И сразу оживилась, обрадовалась этой своей идее и ринулась украшать небольшую искусственную елку. И говорила: «Как красиво!» Погасила свет и бросилась к пианино играть Шопена. И спела «Аве, Мария» при елочных огоньках. И было очень хорошо. Его тогда поразил этот контраст: ведь только что пришла такая весть. Что это, преступное легкомыслие, чудовищный эгоизм? И в то же время она совершенный ребенок. Искренне радуется елке, играет, заливаясь радостным смехом, с обезьяной. Надела блестящий шелковый халат. Елка и ее огоньки отражаются в черном пианино. И она сама в своем зеленом с золотом блестящем халате как елочная игрушка. Вот и все. Как хотите, так и понимайте. Правда, вдруг и тут не удержалась и чуть-чуть ужалила:
— Хороший у меня халат?
— Роскошный.
— Мог бы, кстати, подарить мне его к Новому году. А то я сама купила. Ты мне небось никогда ничего не подаришь. Зато ездишь рыбку ловить и в теннис играть.
Он ей ответил как обычно:
— Эмансипация.
Как-то она сказала, что чувствует, будто скоро умрет. И при этом стояла перед зеркалом и кокетливо и весело и словно не одним движением руки, но и всем танцующим телом взбивала локоны, поправляла прическу. А потом нежно стала разглаживать на груди кофточку.
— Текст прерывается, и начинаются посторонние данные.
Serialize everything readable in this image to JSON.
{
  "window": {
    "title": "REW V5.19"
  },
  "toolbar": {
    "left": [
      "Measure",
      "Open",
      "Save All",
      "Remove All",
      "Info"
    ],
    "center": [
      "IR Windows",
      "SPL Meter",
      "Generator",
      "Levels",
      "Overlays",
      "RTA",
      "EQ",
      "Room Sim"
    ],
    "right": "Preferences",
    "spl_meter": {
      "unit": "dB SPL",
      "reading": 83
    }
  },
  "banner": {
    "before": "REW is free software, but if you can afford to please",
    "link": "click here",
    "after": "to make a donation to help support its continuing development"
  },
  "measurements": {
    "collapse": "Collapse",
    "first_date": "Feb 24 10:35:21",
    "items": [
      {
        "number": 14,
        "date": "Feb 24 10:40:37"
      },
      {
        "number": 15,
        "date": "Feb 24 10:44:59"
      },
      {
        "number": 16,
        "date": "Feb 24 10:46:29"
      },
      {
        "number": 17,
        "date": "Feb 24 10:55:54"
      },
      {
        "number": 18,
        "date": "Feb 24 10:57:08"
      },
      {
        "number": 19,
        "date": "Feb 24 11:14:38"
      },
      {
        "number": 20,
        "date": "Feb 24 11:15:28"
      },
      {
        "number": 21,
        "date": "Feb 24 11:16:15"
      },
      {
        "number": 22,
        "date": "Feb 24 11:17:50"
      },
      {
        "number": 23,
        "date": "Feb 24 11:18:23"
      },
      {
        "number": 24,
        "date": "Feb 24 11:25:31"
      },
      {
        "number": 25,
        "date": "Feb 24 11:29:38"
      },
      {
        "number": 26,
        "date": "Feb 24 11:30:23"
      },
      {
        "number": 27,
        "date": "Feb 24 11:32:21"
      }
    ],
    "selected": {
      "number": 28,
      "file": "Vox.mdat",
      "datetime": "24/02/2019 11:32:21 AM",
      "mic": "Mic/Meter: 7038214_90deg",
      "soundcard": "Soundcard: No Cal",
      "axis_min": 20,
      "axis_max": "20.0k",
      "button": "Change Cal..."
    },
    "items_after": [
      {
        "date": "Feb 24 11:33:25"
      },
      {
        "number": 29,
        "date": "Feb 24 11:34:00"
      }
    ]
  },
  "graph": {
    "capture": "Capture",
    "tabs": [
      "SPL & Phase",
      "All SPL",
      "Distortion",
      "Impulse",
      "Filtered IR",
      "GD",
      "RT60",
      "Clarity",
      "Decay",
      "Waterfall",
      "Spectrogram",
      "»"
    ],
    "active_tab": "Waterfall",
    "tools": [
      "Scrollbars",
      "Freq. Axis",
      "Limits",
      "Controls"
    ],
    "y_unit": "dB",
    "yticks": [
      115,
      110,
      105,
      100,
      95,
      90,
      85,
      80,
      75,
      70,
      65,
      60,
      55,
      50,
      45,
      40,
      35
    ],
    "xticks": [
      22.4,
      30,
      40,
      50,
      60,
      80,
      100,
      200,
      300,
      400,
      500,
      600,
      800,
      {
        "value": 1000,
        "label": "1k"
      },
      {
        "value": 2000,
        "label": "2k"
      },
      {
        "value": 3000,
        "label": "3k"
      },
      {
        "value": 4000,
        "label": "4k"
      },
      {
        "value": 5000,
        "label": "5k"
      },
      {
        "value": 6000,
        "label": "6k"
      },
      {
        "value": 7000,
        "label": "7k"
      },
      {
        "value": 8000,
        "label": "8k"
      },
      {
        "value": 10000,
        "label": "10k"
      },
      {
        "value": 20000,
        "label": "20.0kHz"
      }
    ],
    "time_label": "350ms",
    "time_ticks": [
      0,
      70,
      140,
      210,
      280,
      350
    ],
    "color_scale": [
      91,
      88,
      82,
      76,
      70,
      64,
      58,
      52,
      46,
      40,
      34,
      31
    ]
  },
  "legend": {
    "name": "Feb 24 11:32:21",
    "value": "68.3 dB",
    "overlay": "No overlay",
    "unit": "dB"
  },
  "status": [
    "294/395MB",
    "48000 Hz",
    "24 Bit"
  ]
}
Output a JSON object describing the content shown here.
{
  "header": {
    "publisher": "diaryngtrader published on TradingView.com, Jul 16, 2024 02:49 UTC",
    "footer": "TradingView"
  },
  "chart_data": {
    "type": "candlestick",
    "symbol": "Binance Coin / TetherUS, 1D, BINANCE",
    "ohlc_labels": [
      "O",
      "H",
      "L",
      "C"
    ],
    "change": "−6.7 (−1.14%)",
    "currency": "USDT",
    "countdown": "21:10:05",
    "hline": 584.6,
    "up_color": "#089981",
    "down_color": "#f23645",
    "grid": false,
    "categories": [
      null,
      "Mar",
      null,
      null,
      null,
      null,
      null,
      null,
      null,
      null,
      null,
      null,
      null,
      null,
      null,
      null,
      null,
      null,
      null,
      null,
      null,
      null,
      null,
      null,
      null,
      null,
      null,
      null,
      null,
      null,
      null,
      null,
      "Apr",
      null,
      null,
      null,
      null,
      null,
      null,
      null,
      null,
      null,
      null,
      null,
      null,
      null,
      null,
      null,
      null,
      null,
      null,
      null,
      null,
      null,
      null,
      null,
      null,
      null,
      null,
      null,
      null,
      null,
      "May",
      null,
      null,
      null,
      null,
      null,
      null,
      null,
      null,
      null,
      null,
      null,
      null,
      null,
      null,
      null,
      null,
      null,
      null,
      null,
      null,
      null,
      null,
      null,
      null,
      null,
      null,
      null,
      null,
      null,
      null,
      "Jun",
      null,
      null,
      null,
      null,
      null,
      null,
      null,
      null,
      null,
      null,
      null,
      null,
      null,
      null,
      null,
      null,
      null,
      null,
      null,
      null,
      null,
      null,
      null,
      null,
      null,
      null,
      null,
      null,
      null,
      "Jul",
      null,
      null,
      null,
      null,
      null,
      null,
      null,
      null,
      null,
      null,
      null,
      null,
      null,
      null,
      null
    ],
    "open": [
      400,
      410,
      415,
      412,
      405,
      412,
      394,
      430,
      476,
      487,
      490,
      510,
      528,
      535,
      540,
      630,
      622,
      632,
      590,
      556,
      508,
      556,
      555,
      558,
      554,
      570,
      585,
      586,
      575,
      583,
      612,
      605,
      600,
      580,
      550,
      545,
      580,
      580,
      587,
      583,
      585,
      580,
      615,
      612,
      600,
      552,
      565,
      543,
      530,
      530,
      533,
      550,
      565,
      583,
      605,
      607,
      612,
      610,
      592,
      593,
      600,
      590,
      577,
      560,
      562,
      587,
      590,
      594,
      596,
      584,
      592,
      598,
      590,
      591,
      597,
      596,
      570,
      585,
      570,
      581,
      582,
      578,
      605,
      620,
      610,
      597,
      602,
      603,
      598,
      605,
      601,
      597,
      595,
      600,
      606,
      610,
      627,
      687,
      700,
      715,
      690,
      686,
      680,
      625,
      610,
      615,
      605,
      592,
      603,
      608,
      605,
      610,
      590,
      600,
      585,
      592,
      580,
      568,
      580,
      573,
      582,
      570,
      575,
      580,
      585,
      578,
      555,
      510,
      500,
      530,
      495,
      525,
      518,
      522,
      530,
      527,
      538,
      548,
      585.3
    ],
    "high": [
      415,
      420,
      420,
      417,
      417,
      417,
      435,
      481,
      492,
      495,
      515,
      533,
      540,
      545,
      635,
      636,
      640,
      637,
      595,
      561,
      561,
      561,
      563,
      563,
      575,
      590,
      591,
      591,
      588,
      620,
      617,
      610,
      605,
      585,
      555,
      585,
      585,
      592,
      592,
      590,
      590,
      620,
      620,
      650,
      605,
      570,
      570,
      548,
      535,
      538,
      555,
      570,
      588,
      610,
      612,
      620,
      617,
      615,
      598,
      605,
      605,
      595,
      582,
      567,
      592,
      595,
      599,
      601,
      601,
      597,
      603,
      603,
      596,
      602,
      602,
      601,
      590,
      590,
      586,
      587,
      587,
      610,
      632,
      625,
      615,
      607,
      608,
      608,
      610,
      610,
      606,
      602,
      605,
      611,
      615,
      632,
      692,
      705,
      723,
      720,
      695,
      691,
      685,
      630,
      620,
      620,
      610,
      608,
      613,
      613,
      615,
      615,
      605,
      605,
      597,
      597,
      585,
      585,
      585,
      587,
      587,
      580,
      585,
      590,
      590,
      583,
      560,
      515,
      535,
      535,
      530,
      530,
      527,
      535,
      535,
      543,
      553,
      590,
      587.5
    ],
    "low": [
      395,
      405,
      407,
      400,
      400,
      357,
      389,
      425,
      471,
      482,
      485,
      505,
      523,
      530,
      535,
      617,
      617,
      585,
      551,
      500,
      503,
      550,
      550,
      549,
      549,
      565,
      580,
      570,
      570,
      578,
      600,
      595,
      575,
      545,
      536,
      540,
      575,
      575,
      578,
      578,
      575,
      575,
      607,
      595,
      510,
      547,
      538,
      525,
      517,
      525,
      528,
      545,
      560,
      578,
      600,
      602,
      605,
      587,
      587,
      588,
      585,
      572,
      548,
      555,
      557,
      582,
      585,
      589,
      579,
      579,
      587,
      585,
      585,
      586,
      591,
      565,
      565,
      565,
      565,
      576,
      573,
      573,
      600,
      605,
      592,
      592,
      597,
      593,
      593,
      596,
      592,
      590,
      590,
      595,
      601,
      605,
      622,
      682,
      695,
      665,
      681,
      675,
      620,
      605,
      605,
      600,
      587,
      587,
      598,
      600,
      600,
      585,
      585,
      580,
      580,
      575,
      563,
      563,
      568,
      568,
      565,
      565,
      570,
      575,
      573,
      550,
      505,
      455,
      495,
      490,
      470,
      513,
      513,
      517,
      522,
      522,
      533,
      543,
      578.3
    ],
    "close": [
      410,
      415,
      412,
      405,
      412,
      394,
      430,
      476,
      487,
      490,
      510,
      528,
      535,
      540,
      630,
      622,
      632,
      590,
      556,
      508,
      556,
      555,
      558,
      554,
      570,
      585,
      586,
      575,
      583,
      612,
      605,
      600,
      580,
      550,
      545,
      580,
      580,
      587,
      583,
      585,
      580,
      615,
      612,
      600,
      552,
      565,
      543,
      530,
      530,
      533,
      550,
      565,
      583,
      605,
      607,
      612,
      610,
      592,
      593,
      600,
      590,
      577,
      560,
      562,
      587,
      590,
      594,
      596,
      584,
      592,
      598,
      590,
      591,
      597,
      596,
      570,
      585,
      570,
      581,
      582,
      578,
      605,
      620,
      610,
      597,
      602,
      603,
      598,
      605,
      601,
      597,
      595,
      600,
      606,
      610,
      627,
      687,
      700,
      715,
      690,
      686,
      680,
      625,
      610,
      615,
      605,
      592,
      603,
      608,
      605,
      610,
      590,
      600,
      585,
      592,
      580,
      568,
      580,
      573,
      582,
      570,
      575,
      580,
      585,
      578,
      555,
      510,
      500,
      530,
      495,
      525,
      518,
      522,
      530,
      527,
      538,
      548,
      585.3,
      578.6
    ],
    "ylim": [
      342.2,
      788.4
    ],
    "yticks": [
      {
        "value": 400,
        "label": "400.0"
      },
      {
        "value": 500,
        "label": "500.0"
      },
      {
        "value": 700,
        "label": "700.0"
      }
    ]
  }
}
— Оно и заметно, не отходишь от зеркала.
— Ха-ха-ха, надо же и в гробу прилично выглядеть. Ты же всегда был неряха. И в гробу будет лежать большая неряха. Такая большая-большая неряха.
И, как обычно, все кончилось хохотом.
Но когда она ушла, он подумал: а что, если бы она действительно умерла? И ему стало страшно, и он почувствовал, как грудь сдавило что-то черное. Вот как! Однако если ему так болезненна и невыносима мысль о ее смерти вообще, то как же он осмеливается и может убить ее в себе! Ведь это тоже ее смерть, хотя и в нем. Значит, он ее еще любит?..
Но уж сегодня-то надо разобрать Веру в себе до конца. Как разбирают на части машину, чтобы наконец-то постичь все механизмы, разглядеть все детали. И выяснить точно, в чем дело. И как быть. Чем дышит, на чем все-таки лепится. Ах, если б можно так же наглядно, как мотоцикл, разбирать свою душу и любовь. Но надо, надо докопаться, доискаться до той последней детальки, звена, пуповинки, аппендикса, на котором Вера, может быть, в нем все-таки и держится. Чем она приросла?
Как ему надоело ее пение!
И даже замечательные арии и романсы, которые он так всегда любил, теперь стали ненавистны. Стали пыткой. Вот уже тринадцать лет, как все по-прежнему «спешит хозяйка молодая» и все с теми же бесконечно повторяющимися фиоритурами. И как тринадцать лет назад «В храм я вошла смиренно», так и сейчас. Ничего не изменилось. И на челе ее высоком не отразилось абсолютно ничего. И Розина все по-прежнему уже тринадцать лет поет: «Но обижа-а-ать себя я не позво-о-о-о-лю и будет все-о-о, ка-а-а-ак я-а-а хо-чу». Сперва было смешно. А теперь в Розине появилось даже что-то злобное и хищное и веселье ее стало каким-то бездушным, стеклянным.